King alarmed over road deaths
HM urges govt to up efforts to reduce toll
His Majesty the King has expressed concern after the number of road deaths climbed to nearly 200 halfway through the Seven Dangerous Days of the Songkran festival.
His message, given to Prime Minister Prayut Chan-o-cha, encouraged police, military officers, state agency officials and volunteers to step up efforts to reduce accidents and facilitate safe road travel across the country, deputy government spokesman Werachon Sukondhapatipak said yesterday.
Authorities set the seven-day period, which started last Thursday and will end on Wednesday, for stricter law enforcement, including pressing murder charges against drink-drivers, as statistics show deaths and injuries on the roads surge during the Thai traditional New Year.
The annual carnage began in earnest on the first day this year, with 46 deaths and 482 injuries, including a head-on collision in Bangkok's Thawi Watthana district which left a 16-year-old severely injured and her parents dead.

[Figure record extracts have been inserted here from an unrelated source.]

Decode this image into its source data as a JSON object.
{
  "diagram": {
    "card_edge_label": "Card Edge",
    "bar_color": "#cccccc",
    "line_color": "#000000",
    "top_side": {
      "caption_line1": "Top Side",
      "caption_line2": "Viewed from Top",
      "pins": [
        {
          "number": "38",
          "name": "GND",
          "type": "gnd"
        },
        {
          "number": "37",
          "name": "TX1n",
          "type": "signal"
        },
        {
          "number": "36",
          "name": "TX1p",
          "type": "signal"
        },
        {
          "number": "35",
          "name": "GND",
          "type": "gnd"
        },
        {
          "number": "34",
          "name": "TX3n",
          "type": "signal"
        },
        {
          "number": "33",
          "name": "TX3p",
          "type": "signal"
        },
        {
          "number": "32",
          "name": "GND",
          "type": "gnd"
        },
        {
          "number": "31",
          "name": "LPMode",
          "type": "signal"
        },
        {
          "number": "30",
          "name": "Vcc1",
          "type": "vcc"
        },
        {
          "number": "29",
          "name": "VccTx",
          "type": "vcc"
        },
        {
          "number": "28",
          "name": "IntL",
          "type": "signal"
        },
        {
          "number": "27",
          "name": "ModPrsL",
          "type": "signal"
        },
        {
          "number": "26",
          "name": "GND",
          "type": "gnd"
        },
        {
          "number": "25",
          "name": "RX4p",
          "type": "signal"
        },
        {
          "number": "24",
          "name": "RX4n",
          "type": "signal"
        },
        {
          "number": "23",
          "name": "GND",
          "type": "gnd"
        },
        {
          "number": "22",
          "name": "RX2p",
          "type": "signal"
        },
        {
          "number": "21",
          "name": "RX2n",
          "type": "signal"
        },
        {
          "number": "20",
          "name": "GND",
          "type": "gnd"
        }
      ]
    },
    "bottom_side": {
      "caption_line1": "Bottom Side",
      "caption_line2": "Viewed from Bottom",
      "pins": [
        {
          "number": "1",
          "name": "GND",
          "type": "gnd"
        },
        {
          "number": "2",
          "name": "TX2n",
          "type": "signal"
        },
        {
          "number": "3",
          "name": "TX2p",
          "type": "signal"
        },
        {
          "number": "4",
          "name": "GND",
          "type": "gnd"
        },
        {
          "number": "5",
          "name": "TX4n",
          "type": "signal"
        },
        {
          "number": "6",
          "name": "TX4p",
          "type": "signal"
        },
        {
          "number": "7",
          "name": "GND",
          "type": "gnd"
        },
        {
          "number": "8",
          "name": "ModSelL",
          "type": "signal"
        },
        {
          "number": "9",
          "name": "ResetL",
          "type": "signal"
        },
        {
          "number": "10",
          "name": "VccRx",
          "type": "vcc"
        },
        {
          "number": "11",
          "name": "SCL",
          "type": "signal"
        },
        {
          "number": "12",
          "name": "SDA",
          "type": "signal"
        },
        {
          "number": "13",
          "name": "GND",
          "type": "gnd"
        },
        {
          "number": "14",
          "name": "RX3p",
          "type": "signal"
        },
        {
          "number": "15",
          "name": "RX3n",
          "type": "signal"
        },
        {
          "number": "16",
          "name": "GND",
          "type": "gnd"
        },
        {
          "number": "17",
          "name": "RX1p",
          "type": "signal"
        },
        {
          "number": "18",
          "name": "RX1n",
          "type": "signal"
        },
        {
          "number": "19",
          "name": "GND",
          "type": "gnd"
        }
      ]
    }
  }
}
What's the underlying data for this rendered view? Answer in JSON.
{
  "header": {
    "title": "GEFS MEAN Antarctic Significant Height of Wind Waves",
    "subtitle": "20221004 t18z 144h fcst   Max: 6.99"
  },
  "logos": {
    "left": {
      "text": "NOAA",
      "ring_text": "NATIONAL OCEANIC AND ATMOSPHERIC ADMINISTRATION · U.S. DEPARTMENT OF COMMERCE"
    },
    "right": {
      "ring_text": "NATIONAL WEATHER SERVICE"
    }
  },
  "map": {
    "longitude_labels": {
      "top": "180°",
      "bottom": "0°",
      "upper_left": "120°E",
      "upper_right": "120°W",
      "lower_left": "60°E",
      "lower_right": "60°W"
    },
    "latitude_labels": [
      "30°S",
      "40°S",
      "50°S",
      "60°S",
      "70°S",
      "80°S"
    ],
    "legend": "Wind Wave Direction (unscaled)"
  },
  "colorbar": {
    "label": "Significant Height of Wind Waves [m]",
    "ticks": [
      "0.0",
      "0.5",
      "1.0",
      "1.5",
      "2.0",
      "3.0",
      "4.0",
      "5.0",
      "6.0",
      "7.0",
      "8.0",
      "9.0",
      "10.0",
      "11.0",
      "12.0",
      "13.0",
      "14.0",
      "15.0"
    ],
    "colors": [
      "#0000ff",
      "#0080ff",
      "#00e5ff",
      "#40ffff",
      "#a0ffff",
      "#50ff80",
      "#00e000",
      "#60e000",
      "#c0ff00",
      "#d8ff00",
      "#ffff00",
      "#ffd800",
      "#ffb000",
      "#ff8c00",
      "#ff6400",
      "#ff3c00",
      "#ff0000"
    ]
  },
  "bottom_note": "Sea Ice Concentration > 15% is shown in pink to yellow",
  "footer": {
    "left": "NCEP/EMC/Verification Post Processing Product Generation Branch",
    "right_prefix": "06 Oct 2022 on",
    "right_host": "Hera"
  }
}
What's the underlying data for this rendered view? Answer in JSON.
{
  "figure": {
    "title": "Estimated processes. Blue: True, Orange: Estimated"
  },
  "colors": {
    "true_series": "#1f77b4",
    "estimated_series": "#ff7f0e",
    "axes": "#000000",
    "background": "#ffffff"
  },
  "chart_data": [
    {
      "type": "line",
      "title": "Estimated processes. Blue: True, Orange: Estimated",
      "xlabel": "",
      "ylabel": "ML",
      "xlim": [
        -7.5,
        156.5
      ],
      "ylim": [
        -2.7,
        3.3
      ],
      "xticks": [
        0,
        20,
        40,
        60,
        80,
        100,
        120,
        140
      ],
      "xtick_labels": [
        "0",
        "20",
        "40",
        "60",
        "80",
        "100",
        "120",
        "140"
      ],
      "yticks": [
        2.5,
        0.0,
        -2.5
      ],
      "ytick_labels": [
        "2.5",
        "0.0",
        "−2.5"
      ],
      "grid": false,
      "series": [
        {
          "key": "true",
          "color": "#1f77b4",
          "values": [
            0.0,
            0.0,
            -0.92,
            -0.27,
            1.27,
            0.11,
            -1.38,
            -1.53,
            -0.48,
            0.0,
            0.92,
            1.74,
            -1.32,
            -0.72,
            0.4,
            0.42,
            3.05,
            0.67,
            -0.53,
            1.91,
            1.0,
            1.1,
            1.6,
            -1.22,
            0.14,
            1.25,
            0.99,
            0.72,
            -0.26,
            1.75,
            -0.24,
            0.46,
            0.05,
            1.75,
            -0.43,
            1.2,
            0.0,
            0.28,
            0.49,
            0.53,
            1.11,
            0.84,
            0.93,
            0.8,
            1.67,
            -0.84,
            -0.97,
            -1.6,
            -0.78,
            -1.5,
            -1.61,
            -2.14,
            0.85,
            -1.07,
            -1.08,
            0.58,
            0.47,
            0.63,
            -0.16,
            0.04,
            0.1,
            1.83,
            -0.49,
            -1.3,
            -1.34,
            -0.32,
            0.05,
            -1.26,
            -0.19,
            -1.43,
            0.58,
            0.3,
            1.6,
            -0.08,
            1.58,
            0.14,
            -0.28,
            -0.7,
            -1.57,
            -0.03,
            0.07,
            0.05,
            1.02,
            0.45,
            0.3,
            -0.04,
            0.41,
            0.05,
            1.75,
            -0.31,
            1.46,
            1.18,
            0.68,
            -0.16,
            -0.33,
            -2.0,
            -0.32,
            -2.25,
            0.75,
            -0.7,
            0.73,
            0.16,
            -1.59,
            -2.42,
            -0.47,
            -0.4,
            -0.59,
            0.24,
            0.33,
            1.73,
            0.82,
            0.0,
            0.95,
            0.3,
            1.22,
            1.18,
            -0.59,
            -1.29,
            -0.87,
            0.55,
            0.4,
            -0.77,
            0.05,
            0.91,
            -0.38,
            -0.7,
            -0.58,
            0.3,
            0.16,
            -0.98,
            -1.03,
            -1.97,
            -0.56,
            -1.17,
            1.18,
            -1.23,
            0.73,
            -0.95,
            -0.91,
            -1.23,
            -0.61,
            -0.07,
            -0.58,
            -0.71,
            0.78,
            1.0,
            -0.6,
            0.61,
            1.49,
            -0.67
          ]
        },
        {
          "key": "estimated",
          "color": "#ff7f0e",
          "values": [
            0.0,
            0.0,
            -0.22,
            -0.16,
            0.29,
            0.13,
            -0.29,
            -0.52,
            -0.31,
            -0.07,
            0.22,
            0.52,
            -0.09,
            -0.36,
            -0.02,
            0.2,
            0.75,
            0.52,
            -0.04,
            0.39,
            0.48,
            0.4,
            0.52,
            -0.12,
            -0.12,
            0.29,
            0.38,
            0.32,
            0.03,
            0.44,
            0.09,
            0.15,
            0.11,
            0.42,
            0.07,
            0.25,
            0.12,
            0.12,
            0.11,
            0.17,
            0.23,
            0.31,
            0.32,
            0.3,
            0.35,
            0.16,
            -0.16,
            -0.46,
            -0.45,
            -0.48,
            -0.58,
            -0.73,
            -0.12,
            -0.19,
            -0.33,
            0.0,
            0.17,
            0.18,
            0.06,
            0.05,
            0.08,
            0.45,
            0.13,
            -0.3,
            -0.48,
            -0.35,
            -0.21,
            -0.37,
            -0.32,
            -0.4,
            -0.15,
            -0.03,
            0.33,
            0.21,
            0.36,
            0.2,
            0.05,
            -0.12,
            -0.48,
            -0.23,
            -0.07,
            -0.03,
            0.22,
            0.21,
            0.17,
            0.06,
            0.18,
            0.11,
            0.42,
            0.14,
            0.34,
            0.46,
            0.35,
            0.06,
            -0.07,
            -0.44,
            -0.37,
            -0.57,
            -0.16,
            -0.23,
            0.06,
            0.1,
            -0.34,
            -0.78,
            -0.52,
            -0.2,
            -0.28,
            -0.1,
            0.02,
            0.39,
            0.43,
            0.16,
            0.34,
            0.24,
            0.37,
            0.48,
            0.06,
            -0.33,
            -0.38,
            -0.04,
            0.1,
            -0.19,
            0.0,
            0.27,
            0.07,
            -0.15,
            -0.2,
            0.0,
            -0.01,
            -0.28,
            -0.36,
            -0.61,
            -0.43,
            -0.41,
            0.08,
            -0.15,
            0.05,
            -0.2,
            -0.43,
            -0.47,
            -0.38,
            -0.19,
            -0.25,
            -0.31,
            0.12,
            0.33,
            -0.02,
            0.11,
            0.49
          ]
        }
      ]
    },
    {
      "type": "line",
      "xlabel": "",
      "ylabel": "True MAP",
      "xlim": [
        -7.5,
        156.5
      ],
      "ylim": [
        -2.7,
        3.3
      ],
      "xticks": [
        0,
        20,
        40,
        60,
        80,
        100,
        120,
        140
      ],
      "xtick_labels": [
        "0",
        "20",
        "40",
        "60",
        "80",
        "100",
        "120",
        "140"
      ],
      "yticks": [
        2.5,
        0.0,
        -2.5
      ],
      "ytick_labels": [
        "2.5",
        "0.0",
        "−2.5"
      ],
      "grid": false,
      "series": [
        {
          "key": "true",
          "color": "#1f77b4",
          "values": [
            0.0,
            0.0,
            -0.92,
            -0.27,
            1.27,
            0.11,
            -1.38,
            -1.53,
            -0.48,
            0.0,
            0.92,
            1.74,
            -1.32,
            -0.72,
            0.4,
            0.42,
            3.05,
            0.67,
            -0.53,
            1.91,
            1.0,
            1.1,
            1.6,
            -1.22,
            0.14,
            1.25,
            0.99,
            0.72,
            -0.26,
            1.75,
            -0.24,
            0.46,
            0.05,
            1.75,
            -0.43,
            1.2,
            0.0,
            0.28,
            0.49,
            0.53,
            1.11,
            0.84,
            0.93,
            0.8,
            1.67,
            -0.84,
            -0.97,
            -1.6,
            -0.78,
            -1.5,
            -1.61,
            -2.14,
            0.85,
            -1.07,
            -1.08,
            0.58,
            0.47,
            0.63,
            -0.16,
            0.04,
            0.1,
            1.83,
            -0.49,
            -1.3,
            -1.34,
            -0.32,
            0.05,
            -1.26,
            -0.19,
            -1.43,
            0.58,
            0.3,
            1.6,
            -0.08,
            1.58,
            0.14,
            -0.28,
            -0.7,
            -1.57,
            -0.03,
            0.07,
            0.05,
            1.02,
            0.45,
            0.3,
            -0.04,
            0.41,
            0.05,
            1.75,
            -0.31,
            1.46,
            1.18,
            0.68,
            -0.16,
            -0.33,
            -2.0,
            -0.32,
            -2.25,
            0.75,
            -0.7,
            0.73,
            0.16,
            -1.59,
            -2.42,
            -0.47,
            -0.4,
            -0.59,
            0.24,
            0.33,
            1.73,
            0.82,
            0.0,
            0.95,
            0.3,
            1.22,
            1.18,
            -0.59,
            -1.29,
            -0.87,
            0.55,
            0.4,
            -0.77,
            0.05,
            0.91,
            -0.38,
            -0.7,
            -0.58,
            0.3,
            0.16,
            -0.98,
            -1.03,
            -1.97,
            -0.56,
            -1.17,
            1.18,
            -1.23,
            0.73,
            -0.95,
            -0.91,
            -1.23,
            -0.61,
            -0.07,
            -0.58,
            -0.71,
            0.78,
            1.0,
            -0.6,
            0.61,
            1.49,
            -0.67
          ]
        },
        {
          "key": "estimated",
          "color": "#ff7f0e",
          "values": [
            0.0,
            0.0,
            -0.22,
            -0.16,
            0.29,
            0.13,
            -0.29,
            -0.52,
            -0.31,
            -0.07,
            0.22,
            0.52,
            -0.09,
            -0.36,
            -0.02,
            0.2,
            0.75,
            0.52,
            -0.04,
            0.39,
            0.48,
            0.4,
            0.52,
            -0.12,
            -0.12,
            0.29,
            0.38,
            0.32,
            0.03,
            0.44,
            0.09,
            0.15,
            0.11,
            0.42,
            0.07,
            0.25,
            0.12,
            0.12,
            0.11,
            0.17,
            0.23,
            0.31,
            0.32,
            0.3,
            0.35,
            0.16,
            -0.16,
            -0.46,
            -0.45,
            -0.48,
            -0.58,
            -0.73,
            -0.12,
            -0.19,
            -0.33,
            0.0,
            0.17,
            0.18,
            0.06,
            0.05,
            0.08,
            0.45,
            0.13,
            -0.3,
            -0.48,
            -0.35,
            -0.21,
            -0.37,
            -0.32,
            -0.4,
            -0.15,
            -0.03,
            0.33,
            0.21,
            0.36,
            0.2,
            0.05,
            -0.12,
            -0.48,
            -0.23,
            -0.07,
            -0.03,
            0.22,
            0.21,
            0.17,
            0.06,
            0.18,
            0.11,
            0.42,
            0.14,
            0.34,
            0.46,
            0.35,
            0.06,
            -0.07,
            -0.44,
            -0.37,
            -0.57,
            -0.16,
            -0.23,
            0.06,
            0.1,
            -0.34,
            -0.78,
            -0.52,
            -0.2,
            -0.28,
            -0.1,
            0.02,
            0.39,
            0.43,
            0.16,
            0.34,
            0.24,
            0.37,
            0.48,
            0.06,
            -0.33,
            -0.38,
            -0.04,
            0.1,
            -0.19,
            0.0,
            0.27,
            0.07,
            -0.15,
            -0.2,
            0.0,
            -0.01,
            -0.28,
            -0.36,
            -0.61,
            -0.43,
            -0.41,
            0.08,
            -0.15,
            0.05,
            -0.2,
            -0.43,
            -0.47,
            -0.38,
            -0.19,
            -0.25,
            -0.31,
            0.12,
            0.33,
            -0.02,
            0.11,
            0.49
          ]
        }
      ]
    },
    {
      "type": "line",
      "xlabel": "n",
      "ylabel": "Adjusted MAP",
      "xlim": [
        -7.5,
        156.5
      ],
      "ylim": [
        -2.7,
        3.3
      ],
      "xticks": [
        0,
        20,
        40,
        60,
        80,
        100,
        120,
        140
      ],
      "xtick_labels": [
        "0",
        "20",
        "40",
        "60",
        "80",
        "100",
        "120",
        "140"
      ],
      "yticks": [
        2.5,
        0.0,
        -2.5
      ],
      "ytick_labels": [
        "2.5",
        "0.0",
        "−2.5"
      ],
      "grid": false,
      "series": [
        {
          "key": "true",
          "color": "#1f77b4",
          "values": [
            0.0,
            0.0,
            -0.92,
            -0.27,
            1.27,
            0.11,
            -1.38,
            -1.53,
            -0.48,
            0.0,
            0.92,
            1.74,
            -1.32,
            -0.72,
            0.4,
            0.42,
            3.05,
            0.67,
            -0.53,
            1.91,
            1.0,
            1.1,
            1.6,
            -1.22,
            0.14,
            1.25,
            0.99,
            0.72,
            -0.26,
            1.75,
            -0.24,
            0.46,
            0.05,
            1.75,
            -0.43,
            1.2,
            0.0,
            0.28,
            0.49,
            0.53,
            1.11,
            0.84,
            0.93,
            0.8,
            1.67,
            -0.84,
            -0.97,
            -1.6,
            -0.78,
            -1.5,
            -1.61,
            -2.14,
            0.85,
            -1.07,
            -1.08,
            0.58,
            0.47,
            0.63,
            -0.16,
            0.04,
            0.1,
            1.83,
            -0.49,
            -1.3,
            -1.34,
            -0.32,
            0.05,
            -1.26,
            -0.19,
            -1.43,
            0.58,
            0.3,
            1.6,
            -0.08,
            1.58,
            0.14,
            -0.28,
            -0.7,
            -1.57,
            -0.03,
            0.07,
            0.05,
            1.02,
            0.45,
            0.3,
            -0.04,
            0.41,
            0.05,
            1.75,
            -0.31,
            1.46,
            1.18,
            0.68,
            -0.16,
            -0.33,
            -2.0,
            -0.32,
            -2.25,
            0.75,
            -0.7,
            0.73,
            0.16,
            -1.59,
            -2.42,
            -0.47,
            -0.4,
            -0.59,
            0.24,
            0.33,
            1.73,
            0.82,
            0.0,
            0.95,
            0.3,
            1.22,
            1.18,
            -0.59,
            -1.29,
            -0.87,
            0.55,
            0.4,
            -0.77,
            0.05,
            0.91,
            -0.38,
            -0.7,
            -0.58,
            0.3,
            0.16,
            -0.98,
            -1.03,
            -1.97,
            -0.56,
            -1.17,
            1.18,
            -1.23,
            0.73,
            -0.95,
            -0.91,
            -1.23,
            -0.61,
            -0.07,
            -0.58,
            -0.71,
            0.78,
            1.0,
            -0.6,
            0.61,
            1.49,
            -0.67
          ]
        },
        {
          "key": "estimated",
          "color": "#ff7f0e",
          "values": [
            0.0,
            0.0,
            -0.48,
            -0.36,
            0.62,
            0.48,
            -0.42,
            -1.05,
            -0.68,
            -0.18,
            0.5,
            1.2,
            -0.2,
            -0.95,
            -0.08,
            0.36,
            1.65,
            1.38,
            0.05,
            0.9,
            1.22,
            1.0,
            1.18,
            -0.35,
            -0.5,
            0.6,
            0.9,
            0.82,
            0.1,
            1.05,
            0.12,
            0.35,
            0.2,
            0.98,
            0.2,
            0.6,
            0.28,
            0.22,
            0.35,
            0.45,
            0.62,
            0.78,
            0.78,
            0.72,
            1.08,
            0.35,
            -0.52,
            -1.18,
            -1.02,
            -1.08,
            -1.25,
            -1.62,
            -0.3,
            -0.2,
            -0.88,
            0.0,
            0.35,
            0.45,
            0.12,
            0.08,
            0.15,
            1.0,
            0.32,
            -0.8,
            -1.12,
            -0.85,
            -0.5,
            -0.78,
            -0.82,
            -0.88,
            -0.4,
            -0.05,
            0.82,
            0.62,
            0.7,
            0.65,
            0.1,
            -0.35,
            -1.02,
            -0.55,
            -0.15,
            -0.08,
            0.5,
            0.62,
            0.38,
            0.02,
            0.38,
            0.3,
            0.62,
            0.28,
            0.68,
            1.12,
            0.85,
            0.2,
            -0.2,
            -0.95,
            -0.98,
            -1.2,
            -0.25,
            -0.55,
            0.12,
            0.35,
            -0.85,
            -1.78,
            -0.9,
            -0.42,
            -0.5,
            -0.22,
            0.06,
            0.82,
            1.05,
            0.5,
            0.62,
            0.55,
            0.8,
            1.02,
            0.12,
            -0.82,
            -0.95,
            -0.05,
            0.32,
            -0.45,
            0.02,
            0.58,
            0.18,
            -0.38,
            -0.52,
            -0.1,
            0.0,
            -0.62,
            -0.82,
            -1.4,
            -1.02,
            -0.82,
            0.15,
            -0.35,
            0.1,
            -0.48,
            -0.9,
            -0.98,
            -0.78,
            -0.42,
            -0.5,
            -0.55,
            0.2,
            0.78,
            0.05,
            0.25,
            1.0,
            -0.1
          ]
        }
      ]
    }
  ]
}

The King urged the government to ramp up its campaign to reduce the number of deaths and injuries to zero. This has so far only been achieved in Samut Prakan, Lt Gen Werachon said yesterday.
The King wants the government to ensure authorities and volunteers receive all the help they need, the deputy spokesman said.
Gen Prayut said while the government and civic groups are working well to curb accidents, what they need most is full cooperation from drivers.
"Safety must begin with drivers themselves. They have to think of their own lives and those of their families," Gen Prayut said.
"Families can also help by warning them against violating traffic laws," he added.
However, no matter how many legal measures are launched, "if drivers ignore them or find ways to escape punishment, the campaign cannot bear fruit," according to Gen Prayut.
An apparent setback to the government's campaign followed an accident in which a Mercedes-Benz slammed into a vehicle driven by a family of three in Thawi Watthana on Thursday evening.
Police say Somchai Werotepipat, 57, owner of Thai Carbon & Graphite Co, was well over the legal alcohol limit for driving.
They charged him with premeditated murder, in line with the government's get-tough directive.
However, the Taling Chan Court rejected the charge on Saturday, accepting only traffic-related offences including drink-driving causing death.
Though a high number of road accidents have been reported over the holiday so far, national police chief Chakthip Chaijinda was optimistic when he looked at the figures from April 11 to 13.
Compared with last year's toll, deaths have fallen by 17%; injuries by 9.4% and accidents by 9.7%, he said.
Over this three-day period, authorities have taken court action over nearly 10,000 traffic offence cases, mostly for drink-driving, Suriyan Hongwilai, spokesman for the Courts of Justice, said yesterday.
Several thousand offenders were prosecuted, with their cars and motorcycles impounded, Mr Suriyan said.
A total of 1,685 motorcycles and 609 cars were seized from drivers who tested positive for drink-driving, Col Sirichan Ngathong, deputy spokeswoman for the National Council for Peace and Order said yesterday. Legal action was taken against more than 27,000 drivers and over 44,000 motorcyclists, she said.